The panellists called for more organisation of volunteers, as well as more focus on ensuring that they come back regularly to help.
Speaker of Parliament Tan Chuan-Jin, who was the guest of honour at the webinar, said knowing that one can count on volunteers to come regularly allows organisations to free up staff to rest or do other things.
For example, if there are daily morning and afternoon programmes run by volunteers, it will free up resources for the organisation to do more, he said.
He added that having a volunteer manager would mean this would be organised better.

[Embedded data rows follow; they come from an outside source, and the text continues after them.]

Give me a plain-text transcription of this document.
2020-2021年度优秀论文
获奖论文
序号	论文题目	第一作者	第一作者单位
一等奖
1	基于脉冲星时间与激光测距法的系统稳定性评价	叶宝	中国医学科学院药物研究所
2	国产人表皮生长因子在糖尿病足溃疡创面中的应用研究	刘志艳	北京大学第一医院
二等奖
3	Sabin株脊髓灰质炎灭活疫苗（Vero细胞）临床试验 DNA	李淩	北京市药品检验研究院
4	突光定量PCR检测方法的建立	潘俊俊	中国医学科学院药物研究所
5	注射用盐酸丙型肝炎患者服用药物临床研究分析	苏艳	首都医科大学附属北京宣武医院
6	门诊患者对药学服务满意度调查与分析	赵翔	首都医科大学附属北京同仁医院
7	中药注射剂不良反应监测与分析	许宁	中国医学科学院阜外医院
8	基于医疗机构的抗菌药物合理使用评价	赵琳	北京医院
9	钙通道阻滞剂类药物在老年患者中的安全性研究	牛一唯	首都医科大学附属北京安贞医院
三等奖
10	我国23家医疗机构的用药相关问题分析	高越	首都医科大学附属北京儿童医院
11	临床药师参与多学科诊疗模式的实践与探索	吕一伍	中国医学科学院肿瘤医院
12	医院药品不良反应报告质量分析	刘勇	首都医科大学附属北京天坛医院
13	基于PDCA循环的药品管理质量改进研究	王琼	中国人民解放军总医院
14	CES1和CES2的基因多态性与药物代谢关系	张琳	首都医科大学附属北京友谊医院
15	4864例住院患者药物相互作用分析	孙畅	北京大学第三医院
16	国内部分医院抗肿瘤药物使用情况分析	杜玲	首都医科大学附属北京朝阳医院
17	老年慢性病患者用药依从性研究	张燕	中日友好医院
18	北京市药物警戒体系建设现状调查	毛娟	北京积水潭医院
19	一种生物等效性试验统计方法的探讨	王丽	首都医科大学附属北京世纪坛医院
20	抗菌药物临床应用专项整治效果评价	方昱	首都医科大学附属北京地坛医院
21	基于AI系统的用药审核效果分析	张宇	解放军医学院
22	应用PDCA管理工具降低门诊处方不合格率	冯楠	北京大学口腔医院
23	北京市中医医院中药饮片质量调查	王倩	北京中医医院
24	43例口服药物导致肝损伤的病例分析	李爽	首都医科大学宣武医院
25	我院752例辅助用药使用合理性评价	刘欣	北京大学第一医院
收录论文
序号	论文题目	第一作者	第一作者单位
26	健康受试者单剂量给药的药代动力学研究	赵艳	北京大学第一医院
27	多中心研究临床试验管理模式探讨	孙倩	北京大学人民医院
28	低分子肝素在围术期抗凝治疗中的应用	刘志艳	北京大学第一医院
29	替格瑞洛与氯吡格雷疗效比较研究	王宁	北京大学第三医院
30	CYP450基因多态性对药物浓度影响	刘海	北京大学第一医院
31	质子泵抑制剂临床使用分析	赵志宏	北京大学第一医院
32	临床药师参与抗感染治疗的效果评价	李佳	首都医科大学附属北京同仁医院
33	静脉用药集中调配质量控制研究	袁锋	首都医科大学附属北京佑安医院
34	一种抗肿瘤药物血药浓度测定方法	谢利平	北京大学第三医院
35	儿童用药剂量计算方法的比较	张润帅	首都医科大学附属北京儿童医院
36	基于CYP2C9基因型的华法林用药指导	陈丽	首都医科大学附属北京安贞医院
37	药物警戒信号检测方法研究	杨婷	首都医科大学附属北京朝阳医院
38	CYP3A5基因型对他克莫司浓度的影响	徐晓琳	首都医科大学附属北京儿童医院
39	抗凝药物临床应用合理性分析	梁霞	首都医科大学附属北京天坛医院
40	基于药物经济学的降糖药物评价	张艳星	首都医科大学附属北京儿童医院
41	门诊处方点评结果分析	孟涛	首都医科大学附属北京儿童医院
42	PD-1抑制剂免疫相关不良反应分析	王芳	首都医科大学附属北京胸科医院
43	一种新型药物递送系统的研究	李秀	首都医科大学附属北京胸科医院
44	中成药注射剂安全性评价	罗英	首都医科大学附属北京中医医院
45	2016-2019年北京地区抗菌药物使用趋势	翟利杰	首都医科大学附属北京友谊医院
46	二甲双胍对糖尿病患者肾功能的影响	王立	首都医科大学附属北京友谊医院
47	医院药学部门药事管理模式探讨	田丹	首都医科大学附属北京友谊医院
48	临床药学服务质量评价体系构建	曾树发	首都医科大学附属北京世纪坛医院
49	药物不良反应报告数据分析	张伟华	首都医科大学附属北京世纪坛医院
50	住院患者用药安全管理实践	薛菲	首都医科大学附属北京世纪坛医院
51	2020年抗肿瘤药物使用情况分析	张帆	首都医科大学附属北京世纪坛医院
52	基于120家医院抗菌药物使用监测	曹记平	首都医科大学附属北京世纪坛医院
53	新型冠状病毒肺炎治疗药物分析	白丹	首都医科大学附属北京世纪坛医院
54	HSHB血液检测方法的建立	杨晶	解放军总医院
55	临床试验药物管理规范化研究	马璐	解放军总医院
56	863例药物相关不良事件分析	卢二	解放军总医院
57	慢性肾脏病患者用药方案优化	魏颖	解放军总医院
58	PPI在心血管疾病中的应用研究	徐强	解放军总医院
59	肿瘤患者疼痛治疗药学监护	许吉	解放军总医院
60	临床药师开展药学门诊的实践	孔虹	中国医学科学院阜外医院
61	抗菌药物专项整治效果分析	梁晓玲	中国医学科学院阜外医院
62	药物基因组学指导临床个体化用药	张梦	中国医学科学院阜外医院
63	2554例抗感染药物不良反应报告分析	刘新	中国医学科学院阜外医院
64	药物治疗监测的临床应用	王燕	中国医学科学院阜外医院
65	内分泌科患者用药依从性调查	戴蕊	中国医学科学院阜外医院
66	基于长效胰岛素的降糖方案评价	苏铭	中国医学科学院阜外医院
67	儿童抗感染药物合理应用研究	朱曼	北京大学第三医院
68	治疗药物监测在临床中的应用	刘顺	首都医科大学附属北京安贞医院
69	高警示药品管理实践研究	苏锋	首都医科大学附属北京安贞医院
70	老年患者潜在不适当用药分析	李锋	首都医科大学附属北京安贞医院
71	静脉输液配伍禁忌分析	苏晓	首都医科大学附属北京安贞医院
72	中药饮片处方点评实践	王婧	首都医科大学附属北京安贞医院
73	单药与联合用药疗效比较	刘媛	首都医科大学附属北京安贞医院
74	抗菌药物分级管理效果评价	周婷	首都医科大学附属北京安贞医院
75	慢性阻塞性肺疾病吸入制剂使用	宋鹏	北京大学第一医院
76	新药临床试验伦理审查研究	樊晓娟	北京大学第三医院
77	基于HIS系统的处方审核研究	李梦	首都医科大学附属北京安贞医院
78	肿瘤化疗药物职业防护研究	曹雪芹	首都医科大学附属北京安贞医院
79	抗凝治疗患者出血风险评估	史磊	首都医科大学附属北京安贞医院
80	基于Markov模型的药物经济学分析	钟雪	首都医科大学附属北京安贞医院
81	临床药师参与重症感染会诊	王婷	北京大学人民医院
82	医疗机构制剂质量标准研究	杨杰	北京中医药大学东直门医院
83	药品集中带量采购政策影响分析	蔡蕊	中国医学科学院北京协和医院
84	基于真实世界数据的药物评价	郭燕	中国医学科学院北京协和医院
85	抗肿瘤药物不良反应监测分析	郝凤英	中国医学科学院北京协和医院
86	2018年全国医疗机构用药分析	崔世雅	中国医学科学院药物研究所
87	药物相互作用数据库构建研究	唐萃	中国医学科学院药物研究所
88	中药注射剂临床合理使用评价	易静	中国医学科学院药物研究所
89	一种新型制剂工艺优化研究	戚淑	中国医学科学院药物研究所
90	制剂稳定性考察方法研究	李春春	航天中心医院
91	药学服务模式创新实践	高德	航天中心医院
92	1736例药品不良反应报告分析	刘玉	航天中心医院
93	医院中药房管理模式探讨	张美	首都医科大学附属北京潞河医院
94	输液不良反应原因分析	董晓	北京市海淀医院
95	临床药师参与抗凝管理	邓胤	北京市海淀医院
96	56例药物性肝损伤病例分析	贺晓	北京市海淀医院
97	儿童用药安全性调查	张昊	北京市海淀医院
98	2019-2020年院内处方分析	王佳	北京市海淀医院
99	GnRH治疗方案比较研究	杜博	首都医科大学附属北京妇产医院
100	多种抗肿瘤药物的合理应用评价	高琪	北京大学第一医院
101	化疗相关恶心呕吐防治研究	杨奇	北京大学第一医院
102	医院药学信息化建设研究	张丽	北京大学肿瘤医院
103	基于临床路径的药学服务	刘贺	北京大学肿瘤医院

The webinar was organised by a group of Singapore Management University (SMU) students who conducted a sector-wide study on the challenges emerging in the sector and wrote up a report.
Along with over 50 volunteers, they also worked with various non-profit organisations to come up with ways to address the challenges exacerbated by the Covid-19 pandemic.
Mr Ho Han Peng, assistant director at the Lien Centre for Innovation at SMU, noted that the non-profit organisation sector in Singapore had grown over the years.
“It’s become a much more crowded, diverse and dynamic space with more avenues for volunteerism,” he said.
He added that the new generation are more socially conscious and more willing to do work to make a social impact.
The report highlighted the importance of building robust volunteer programmes and management systems.
It said current volunteers could become future donors, as well as rope in their companies, friends and family to join the cause.
The panellists also discussed other topics relevant to the sector such as the importance of collaboration and communication between groups, so as to reduce duplication.
With more ground up movements being started, chances of service duplication are higher, they said.
National Volunteer and Philanthropy Centre director of knowledge and insights Fazlin Abdullah called for non-profits to simply talk to each other to check for duplication or inform about their plans.
Lions Befrienders deputy executive director Karen Wee said that her organisation tries to teach the seniors they help not to accept unnecessary aid such as extra food.
Instead, they let staff from Lions Befrienders know about the food, which they then pick up and re-allocate to others who need it, she added.